Baltic governments receive battering in first European elections
Governments in the European Union's three new Baltic member states received a battering during the region's first European elections as opposition parties and sometimes virtually unknown groups seized most of their seats in the bloc's parliament, according to results Monday.
"It is a triumph for the opposition... It is a clear 'no' to the government," Latvia's leading daily Diena said, after the right-wing opposition drubbed the three-party ruling coalition.
According to provisional results from Latvia's national election commission, the right-wing opposition parties swept up most of the country's nine seats in the European Parliament.
The right-wing, free-market oriented For Fatherland and Freedom Party took four seats and 29.8 percent of the vote. It was followed with two seats and just under 20 percent of the vote for the conservative New Era party, which has been pressing for early elections.
The pro-business People's Party was the only one of the three-party ruling coalition that scraped into parliament with a single seat.
The leftist Human Rights in United Latvia, which defends Latvia's Russian speaking minority, and a rightist party also won one seat each.
Deputy Prime Minister Ainars Slesers brushed aside suggestions that the opposition gains could weaken his Green-led government coalition.
"I completely deny that these results could influence the stability of the current government," Slesers told AFP.
"I strongly believe that people did not express distrust in the government, because only the radical part of Latvias voters went to the elections, namely those who voted for radical Latvians and Russians," he said.
But New Era party seized the initiative, saying it was starting talks on forcing a new government line-up.
Party leader Einars Repse, a former central bank chief, was pushed to resign as prime minister in February because of squabbling within his government coalition.
In neighbouring Estonia, the 14-month-old centre-right coalition government was also sidelined by the small pro-EU Social Democratic party which scored an upset by seizing three of the country's six seats with 36.8 percent of the vote, the national election committee announced.

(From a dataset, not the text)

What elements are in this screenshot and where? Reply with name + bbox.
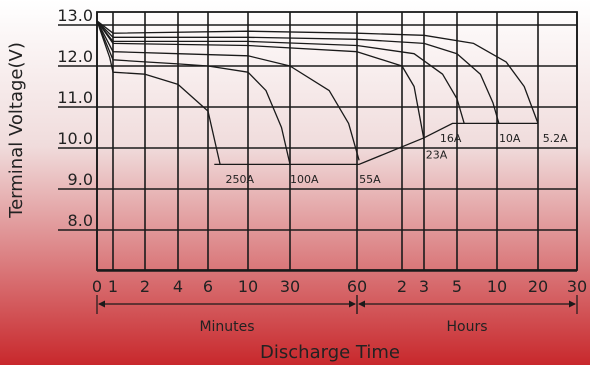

Three rightist parties, including the liberal Reform Party, a member of the country's fragile and shifting coalition, shared the rest of the seats in Strasbourg, it added.
The governing centre-right Res Publica party of Prime Minister Juhan Parts finished last among the major parties in the poll with 6.7 percent of the vote behind its coalition partner, the agrarian People's Union.

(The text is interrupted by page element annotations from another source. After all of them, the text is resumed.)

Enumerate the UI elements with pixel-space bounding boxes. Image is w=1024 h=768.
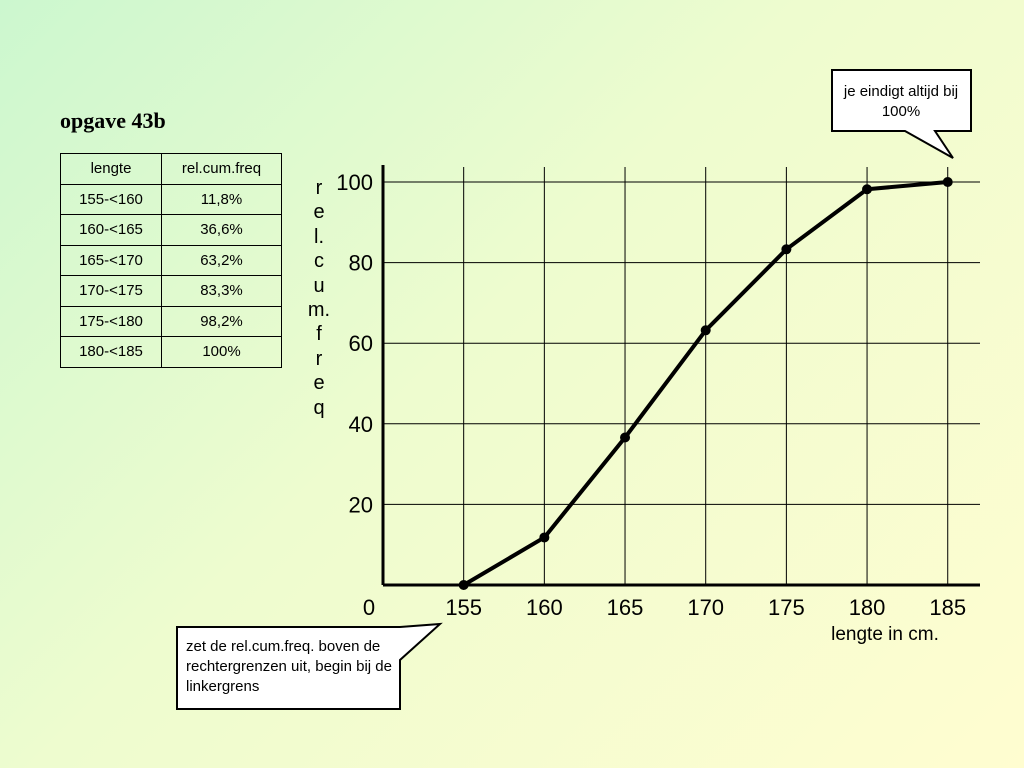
column-header-relcumfreq: rel.cum.freq: [161, 153, 282, 185]
data-point: [942, 177, 953, 187]
table-cell: 160-<165: [60, 214, 162, 246]
table-cell: 98,2%: [161, 305, 282, 337]
data-point: [700, 325, 711, 336]
chart-series: [458, 177, 953, 590]
table-cell: 175-<180: [60, 305, 162, 337]
table-cell: 155-<160: [60, 183, 162, 215]
table-row: 180-<185 100%: [60, 336, 282, 368]
y-axis-label-char: r: [315, 177, 323, 199]
x-tick-label: 170: [687, 595, 724, 620]
table-row: 165-<170 63,2%: [60, 244, 282, 276]
table-cell: 83,3%: [161, 275, 282, 307]
table-cell: 180-<185: [60, 336, 162, 368]
table-header-row: lengte rel.cum.freq: [60, 153, 282, 185]
y-tick-label: 80: [349, 251, 373, 276]
table-cell: 36,6%: [161, 214, 282, 246]
data-point: [539, 532, 550, 543]
x-axis-label: lengte in cm.: [831, 624, 939, 645]
y-tick-label: 100: [336, 170, 373, 195]
callout-top-right-text: je eindigt altijd bij 100%: [843, 83, 959, 120]
table-cell: 165-<170: [60, 244, 162, 276]
y-tick-label: 60: [349, 331, 373, 356]
chart-axes: [381, 165, 980, 587]
y-axis-label-char: e: [313, 372, 325, 395]
callout-bubble: [176, 622, 443, 710]
table-row: 175-<180 98,2%: [60, 305, 282, 337]
data-point: [781, 244, 792, 255]
x-tick-label: 185: [929, 595, 966, 620]
x-tick-label: 155: [445, 595, 482, 620]
x-tick-label: 175: [768, 595, 805, 620]
y-axis-label-char: c: [314, 250, 324, 273]
column-header-lengte: lengte: [60, 153, 162, 185]
y-axis-label-char: u: [313, 274, 325, 297]
x-tick-label: 180: [849, 595, 886, 620]
chart-grid: [383, 167, 980, 585]
y-tick-label: 20: [349, 492, 373, 517]
y-axis-label-char: l.: [314, 225, 324, 248]
callout-bottom-left-text: zet de rel.cum.freq. boven de rechtergre…: [186, 638, 392, 695]
x-tick-label: 160: [526, 595, 563, 620]
table-row: 170-<175 83,3%: [60, 275, 282, 307]
table-row: 160-<165 36,6%: [60, 214, 282, 246]
chart-tick-labels: 20 40 60 80 100 155 160 165 170 175 180 185 0 lengte …: [336, 170, 966, 645]
y-axis-label: r e l. c u m. f r e q: [306, 176, 332, 420]
data-point: [458, 580, 469, 590]
data-point: [620, 432, 631, 443]
y-axis-label-char: m.: [307, 299, 331, 322]
y-axis-label-char: e: [313, 201, 325, 224]
slide-title: opgave 43b: [60, 108, 166, 133]
y-axis-label-char: f: [316, 323, 322, 346]
origin-label: 0: [363, 595, 375, 620]
table-cell: 170-<175: [60, 275, 162, 307]
callout-bubble: [831, 69, 972, 159]
table-cell: 100%: [161, 336, 282, 368]
data-point: [862, 184, 873, 195]
x-tick-label: 165: [607, 595, 644, 620]
y-axis-label-char: q: [313, 396, 325, 419]
y-tick-label: 40: [349, 412, 373, 437]
frequency-table: lengte rel.cum.freq 155-<160 11,8% 160-<1…: [60, 153, 282, 368]
y-axis-label-char: r: [315, 347, 323, 370]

"The result definitely cannot be seen as a confidence vote for the government," the prime minister's spokeswoman, Kristi Liiva, told AFP.
In Lithuania, early results showed the opposition Labour Party set up last year by populist Russian-born millionaire parliamentarian Viktor Uspakich was emerging at the top of the European ballot with 30.3 percent.
The ruling Social Democrats were trailing in second place with 14.4 percent, the national election commission said.
Uspakich commands broad support beyond the country's small Russian-speaking minority, with his blunt-speaking pledge to defend Lithuanian interests in the European Parliament appealing to poorer sections of the population.
While voting was brisker in Lithuania thanks to concurrent presidential election, the results in the other Baltic EU newcomers appeared to have been coloured by the low turnouts.
In Estonia, only 26.7 percent of voters -- 233,450 people -- ventured out on Sunday, less than half of those who voted in last year's national elections, while the official turnout rate in Latvia stood just above 41.2 percent.